The results seem near correct. I'm working to discover what data might be missing in the result set.
Can you please coach me through whatever I've done wrong here?
Thanks,
Russell Schutte
The main problem with your original query was that you had two extra joins just to introduce duplicates and then a DISTINCT to get rid of them.
Use this:
SELECT cle.Email,
c.ContactID,
c.First AS ContactFirstName,
c.Last AS ContactLastName,
c.InstitutionID,
izip.CountyID,
izip.StateID,
izip.DistrictID
FROM dbo.contacts c
INNER JOIN
dbo.institutionswithzipcodesadditional izip
ON izip.InstitutionID = c.InstitutionID
INNER JOIN
dbo.contacts_link_emails cle
ON cle.ContactID = c.ContactID
WHERE cle.Email NOT IN
(
SELECT EmailAddress
FROM dbo.newsletterremovelist
)
AND EXISTS
(
SELECT NULL
FROM dbo.contacts_def_jobfunctions cdj
WHERE cdj.JobId = c.JobTitle
AND cdj.ParentJobId <> '1841'
UNION ALL
SELECT NULL
FROM dbo.contacts_link_jobfunctions clj
JOIN dbo.contacts_def_jobfunctions cdj
ON cdj.JobID = clj.JobID
WHERE clj.ContactID = c.ContactID
AND cdj.ParentJobId <> '1841'
)
ORDER BY
email
Create the following indexes:
newsletterremovelist (EmailAddress)
contacts_link_jobfunctions (ContactID, JobID)
contacts_def_jobfunctions (JobID)
Do you get the same results when you do:
SELECT count(*)
FROM
dbo.contacts_def_jobfunctions AS contacts_def_jobfunctions_3
INNER JOIN
dbo.contacts
INNER JOIN
dbo.contacts_link_emails
ON dbo.contacts.ContactID = dbo.contacts_link_emails.ContactID
ON contacts_def_jobfunctions_3.JobID = dbo.contacts.JobTitle
SELECT COUNT(*)
FROM
contacts
INNER JOIN contacts_link_jobfunctions
ON contacts.ContactID = contacts_link_jobfunctions.ContactID
INNER JOIN contacts_link_emails
ON contacts.ContactID = contacts_link_emails.ContactID
If so keep adding each join conditon on until you don't get the same results and you will see where your mistake was.

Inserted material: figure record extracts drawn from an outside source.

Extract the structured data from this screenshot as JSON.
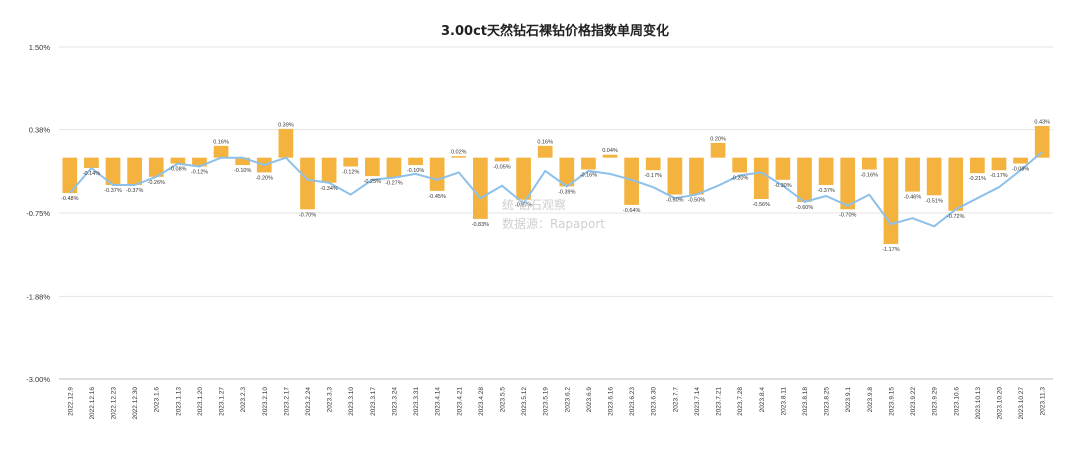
{
  "chart_data": {
    "type": "bar",
    "title": "3.00ct天然钻石裸钻价格指数单周变化",
    "categories": [
      "2022.12.9",
      "2022.12.16",
      "2022.12.23",
      "2022.12.30",
      "2023.1.6",
      "2023.1.13",
      "2023.1.20",
      "2023.1.27",
      "2023.2.3",
      "2023.2.10",
      "2023.2.17",
      "2023.2.24",
      "2023.3.3",
      "2023.3.10",
      "2023.3.17",
      "2023.3.24",
      "2023.3.31",
      "2023.4.14",
      "2023.4.21",
      "2023.4.28",
      "2023.5.5",
      "2023.5.12",
      "2023.5.19",
      "2023.6.2",
      "2023.6.9",
      "2023.6.16",
      "2023.6.23",
      "2023.6.30",
      "2023.7.7",
      "2023.7.14",
      "2023.7.21",
      "2023.7.28",
      "2023.8.4",
      "2023.8.11",
      "2023.8.18",
      "2023.8.25",
      "2023.9.1",
      "2023.9.8",
      "2023.9.15",
      "2023.9.22",
      "2023.9.29",
      "2023.10.6",
      "2023.10.13",
      "2023.10.20",
      "2023.10.27",
      "2023.11.3"
    ],
    "values": [
      -0.48,
      -0.14,
      -0.37,
      -0.37,
      -0.26,
      -0.08,
      -0.12,
      0.16,
      -0.1,
      -0.2,
      0.39,
      -0.7,
      -0.34,
      -0.12,
      -0.25,
      -0.27,
      -0.1,
      -0.45,
      0.02,
      -0.83,
      -0.05,
      -0.57,
      0.16,
      -0.39,
      -0.16,
      0.04,
      -0.64,
      -0.17,
      -0.5,
      -0.5,
      0.2,
      -0.2,
      -0.56,
      -0.3,
      -0.6,
      -0.37,
      -0.7,
      -0.16,
      -1.17,
      -0.46,
      -0.51,
      -0.72,
      -0.21,
      -0.17,
      -0.08,
      0.43
    ],
    "data_labels": [
      "-0.48%",
      "-0.14%",
      "-0.37%",
      "-0.37%",
      "-0.26%",
      "-0.08%",
      "-0.12%",
      "0.16%",
      "-0.10%",
      "-0.20%",
      "0.39%",
      "-0.70%",
      "-0.34%",
      "-0.12%",
      "-0.25%",
      "-0.27%",
      "-0.10%",
      "-0.45%",
      "0.02%",
      "-0.83%",
      "-0.05%",
      "-0.57%",
      "0.16%",
      "-0.39%",
      "-0.16%",
      "0.04%",
      "-0.64%",
      "-0.17%",
      "-0.50%",
      "-0.50%",
      "0.20%",
      "-0.20%",
      "-0.56%",
      "-0.30%",
      "-0.60%",
      "-0.37%",
      "-0.70%",
      "-0.16%",
      "-1.17%",
      "-0.46%",
      "-0.51%",
      "-0.72%",
      "-0.21%",
      "-0.17%",
      "-0.08%",
      "0.43%"
    ],
    "trend_line": [
      -0.48,
      -0.14,
      -0.37,
      -0.37,
      -0.26,
      -0.08,
      -0.12,
      0.0,
      0.0,
      -0.1,
      0.0,
      -0.3,
      -0.34,
      -0.5,
      -0.3,
      -0.27,
      -0.22,
      -0.3,
      -0.2,
      -0.55,
      -0.38,
      -0.62,
      -0.18,
      -0.39,
      -0.18,
      -0.22,
      -0.3,
      -0.4,
      -0.55,
      -0.5,
      -0.38,
      -0.24,
      -0.2,
      -0.38,
      -0.6,
      -0.52,
      -0.65,
      -0.5,
      -0.9,
      -0.82,
      -0.93,
      -0.7,
      -0.55,
      -0.4,
      -0.17,
      0.08
    ],
    "ylim": [
      -3.0,
      1.5
    ],
    "yticks": [
      1.5,
      0.38,
      -0.75,
      -1.88,
      -3.0
    ],
    "ytick_labels": [
      "1.50%",
      "0.38%",
      "-0.75%",
      "-1.88%",
      "-3.00%"
    ],
    "grid": true,
    "bar_color": "#f4b23e",
    "line_color": "#8ec1ea"
  },
  "watermark": {
    "line1": "统   钻石观察",
    "line2": "数据源：Rapaport"
  }
}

If all the joins are the same, then look at the where clauses. But I will be surprised if it isn't in the first join because the syntax you have orginally won't even work on SQL Server and it is pretty nonstandard SQL and may have been incorrect all along but no one knew.

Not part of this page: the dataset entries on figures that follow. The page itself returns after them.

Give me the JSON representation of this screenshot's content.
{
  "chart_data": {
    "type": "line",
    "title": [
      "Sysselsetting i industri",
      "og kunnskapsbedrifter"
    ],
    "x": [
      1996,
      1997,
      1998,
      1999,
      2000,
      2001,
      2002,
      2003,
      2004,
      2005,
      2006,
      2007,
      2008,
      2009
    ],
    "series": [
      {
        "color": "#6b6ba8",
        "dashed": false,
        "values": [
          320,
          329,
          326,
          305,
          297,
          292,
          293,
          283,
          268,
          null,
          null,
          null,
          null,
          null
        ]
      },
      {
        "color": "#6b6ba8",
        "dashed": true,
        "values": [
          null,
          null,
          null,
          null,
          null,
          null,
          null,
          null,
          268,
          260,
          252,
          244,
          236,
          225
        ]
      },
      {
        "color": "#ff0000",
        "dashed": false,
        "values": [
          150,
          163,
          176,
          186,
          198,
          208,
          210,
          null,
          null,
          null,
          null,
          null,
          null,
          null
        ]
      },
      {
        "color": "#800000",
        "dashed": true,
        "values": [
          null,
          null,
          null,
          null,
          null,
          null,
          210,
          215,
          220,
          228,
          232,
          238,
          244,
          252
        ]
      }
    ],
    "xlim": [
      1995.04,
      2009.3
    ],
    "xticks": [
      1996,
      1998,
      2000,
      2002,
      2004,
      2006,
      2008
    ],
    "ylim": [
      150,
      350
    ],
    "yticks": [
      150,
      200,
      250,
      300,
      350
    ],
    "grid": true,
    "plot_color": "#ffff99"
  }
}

Alternatively, pick a few of the records that are returned in the orginal but not the revised. Track them through the tables one at a time to see if you can find why the second query filters them out.
I'm not directly sure what is wrong, but when I run in to this situation, the first thing I do is start removing variables.
So, comment out the where clause. How many rows are returned?
If you get back the 11,604 rows then you've isolated the problems to the joins. Work though the joins, commenting each one out (remove the associated columns too) and figure out how many rows are eliminated.
As you do this, aim to find what is causing the desired rows to be eliminated. Once isolated, consider the join differences between the first query and the second query.
In looking at the first query, you could probably just modify that to eliminate any INs and instead do a EXISTS instead.
Consider your indexes as well. Any thing in the where or join clauses should probably be indexed.